More than 500 years ago, artisans in the Inca Empire mastered the production of cumbi, a finely woven tapestry cloth made from the highest quality alpaca fibers. Textiles were the earliest art forms in Peruvian culture, well before the Spanish Conquest of 1532.
This story is the subject of a book in preparation by Julia McHugh, “Dressing Andean Spaces: Textiles, Painting, and Architecture in the Colonial Imagination,” also the subject of her doctoral dissertation in 2017 at the University of California, Los Angeles.
The Nasher Museum’s rich collection of Peruvian textiles was a big draw for McHugh, who was appointed Trent A. Carmichael Curator of Academic Initiatives and will start the position Aug. 1. McHugh brings expertise in ancient American art to Duke for the first time in 25 years.
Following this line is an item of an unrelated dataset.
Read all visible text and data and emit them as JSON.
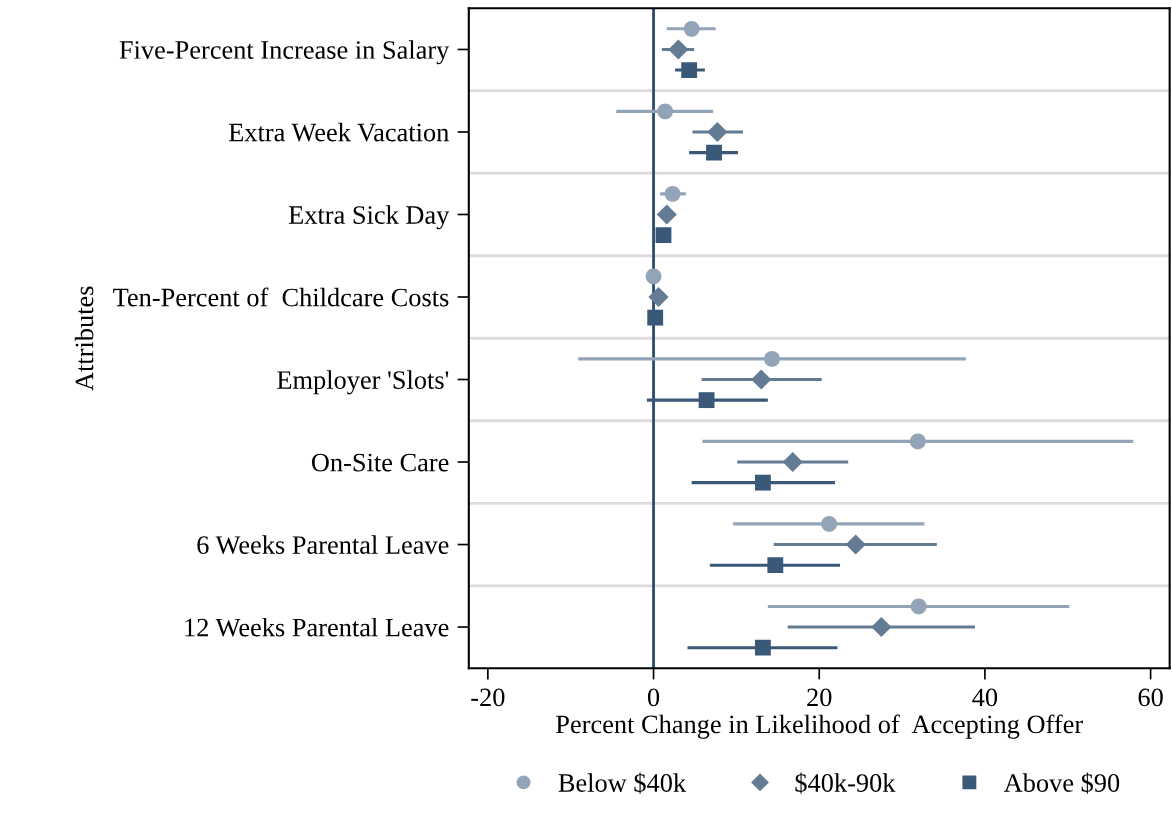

“Julia is a rising star and we’re very lucky that she is coming to Duke,” said Sarah Schroth, Mary D.B.T. and James H. Semans Director of the Nasher Museum. “Her expertise in the ancient and colonial Americas means she will make extensive use of our rich collection of Central and South American objects, including thousand-year-old Mayan cylinder vases, Nazca pottery and Peruvian textiles. With a thorough grounding in many areas of art and museum studies, she will be able to bridge all of our museum collections with a wide range of teaching disciplines. With Julia’s guidance, faculty and students will make unexpected and thrilling connections to art.”